Let $A:\mathbb R_+\to M_n(\mathbb R)$ be a homomorphism of the additive semi-group of positive reals into the multiplicative semi-group of real matrices. Matrix exponentials $t\to e^{tB}$ are one class of such homomorphisms. If $A$ is differentiable at $0$, then it must be the matrix exponential $e^{tA'(0)}$, since:
$$\frac{A(t+h)-A(t)}h=A(t)\frac{A(h)-I}h\xrightarrow[h\to0]{} A(t)A'(0)$$
Can this sufficient condition be relaxed further to just continuity, maybe even just continuity at zero? This answer from 2010 seems to imply that that's the case, and the theorem is certainly true when $n=1$ because of the uniqueness of positive real roots.
Note: I personally cannot understand any of the algebra in the question linked to in the last paragraph. More elementary answers would be appreciated.

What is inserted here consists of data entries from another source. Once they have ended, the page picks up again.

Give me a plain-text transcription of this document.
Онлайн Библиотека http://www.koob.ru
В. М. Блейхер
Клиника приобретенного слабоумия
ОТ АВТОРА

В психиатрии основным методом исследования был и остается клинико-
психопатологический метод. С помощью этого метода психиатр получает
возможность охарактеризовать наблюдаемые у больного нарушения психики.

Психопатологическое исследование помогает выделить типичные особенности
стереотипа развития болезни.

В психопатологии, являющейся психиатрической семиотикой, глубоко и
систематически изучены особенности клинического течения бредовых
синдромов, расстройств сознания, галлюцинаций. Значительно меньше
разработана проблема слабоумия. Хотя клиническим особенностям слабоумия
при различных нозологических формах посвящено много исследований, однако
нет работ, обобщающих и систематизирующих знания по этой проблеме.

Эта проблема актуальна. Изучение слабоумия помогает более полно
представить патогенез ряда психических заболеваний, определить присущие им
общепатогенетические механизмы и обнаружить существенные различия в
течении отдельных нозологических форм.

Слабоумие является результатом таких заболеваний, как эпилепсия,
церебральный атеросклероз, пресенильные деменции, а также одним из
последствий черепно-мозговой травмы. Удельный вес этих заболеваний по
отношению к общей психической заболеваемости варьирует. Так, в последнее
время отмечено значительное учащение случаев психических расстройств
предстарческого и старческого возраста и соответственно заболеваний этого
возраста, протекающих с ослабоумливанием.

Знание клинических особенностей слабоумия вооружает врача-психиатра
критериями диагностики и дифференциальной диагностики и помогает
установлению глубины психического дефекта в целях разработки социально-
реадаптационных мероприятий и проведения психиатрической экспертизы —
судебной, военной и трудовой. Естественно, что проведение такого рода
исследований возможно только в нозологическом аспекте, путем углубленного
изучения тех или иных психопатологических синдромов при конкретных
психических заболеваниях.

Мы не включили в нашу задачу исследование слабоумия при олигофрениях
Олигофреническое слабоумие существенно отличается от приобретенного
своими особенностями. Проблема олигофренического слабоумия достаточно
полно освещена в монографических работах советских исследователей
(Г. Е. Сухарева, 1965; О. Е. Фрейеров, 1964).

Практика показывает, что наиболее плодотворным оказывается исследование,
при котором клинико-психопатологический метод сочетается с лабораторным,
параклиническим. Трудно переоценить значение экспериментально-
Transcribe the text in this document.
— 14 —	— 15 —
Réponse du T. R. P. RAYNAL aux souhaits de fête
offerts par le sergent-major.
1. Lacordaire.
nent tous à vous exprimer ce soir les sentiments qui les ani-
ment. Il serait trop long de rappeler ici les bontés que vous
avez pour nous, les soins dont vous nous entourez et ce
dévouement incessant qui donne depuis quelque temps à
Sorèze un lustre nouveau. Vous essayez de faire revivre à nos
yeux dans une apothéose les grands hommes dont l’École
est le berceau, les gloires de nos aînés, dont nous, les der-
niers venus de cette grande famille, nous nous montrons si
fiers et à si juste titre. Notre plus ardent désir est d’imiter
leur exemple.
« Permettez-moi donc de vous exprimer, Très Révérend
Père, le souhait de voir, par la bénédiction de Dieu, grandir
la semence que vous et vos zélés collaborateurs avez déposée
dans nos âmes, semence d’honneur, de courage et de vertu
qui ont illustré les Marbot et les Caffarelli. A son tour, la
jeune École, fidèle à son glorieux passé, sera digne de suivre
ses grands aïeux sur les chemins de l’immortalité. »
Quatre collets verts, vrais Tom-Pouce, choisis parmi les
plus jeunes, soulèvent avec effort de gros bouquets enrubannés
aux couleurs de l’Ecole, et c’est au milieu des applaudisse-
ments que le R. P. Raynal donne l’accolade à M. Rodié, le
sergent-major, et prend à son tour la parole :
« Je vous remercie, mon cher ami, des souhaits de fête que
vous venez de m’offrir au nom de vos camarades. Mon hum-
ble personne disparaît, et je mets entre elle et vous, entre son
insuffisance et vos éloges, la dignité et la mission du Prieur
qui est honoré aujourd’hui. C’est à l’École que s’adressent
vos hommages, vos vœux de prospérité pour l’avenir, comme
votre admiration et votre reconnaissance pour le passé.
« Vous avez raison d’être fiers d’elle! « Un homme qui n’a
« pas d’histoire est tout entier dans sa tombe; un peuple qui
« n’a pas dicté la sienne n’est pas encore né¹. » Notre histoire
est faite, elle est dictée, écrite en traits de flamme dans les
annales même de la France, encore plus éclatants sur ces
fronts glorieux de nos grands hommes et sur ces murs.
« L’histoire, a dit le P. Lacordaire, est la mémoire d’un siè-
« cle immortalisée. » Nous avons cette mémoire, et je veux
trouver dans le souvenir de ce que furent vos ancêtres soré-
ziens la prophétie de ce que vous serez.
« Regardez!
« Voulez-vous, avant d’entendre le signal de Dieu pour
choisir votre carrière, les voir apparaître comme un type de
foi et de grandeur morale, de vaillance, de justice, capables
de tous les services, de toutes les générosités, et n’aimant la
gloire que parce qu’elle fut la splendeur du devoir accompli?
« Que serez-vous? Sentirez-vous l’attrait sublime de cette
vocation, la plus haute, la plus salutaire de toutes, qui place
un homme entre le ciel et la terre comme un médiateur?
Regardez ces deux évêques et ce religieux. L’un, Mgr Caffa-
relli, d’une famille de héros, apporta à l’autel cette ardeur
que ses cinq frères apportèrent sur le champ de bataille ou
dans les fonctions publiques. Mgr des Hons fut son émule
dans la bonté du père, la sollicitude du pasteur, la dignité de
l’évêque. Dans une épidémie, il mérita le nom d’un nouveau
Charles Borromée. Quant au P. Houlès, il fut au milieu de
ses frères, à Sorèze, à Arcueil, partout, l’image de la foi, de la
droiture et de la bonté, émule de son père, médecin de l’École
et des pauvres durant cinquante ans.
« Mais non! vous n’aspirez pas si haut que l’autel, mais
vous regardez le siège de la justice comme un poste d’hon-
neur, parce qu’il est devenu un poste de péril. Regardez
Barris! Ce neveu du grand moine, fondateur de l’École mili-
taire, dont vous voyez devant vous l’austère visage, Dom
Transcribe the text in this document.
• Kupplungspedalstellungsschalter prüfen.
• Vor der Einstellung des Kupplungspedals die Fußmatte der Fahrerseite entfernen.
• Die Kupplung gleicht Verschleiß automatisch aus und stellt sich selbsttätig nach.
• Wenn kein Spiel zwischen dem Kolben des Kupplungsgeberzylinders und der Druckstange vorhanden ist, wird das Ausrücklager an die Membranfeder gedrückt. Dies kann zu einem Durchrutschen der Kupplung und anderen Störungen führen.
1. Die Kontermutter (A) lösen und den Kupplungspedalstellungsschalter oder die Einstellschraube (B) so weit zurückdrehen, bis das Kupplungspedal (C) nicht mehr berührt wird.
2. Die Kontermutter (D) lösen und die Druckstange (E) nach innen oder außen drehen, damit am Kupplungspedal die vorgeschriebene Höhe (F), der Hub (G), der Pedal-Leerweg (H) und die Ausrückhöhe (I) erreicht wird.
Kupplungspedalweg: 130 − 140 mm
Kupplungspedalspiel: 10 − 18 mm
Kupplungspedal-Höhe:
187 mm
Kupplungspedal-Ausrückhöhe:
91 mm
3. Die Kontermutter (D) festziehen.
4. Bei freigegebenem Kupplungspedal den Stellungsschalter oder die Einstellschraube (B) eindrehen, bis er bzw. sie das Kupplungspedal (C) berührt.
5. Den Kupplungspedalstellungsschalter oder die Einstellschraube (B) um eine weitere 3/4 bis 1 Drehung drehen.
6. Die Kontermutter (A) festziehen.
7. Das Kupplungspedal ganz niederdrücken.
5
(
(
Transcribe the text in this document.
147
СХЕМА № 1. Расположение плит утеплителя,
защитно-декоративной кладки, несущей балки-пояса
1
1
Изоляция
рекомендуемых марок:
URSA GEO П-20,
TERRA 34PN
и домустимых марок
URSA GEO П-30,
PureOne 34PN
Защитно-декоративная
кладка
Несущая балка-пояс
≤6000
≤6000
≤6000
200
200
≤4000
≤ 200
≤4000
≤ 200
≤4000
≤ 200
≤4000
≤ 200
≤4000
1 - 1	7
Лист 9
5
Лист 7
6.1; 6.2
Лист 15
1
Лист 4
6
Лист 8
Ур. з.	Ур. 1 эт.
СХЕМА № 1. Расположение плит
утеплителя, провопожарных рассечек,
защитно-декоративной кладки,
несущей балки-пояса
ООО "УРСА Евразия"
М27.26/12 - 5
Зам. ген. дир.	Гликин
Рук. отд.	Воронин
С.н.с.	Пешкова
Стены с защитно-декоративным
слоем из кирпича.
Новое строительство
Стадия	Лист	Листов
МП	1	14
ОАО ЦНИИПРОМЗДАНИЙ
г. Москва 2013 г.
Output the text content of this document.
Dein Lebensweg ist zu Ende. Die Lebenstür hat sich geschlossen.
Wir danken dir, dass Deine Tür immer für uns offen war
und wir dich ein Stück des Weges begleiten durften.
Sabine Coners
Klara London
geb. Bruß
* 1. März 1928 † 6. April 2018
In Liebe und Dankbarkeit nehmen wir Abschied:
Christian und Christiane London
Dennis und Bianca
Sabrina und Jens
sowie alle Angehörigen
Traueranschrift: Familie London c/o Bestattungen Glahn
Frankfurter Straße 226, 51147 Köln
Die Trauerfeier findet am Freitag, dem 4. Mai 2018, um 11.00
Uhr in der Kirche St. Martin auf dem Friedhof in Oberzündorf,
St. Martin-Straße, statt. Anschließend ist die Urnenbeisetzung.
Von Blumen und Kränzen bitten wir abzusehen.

Since $A$ is continuous and $A(0) = I$, $A(t)$ remains in a small disk centered at $I$ while $t$ is small. Let $L$ be a branch of log on this disk. Then $LA$ is a continuous (germ of an) additive homomorphism. It is easier to see (as in the $1$-dimensional case) that continuity applies differentiability (in fact linearity) for additive homomorphisms. $LA(t)$ must be $tB$ for some matrix $B$, and exponentiating this gives $A(t)$, both only for small $t$, but $A$ is determined by its restriction to any interval.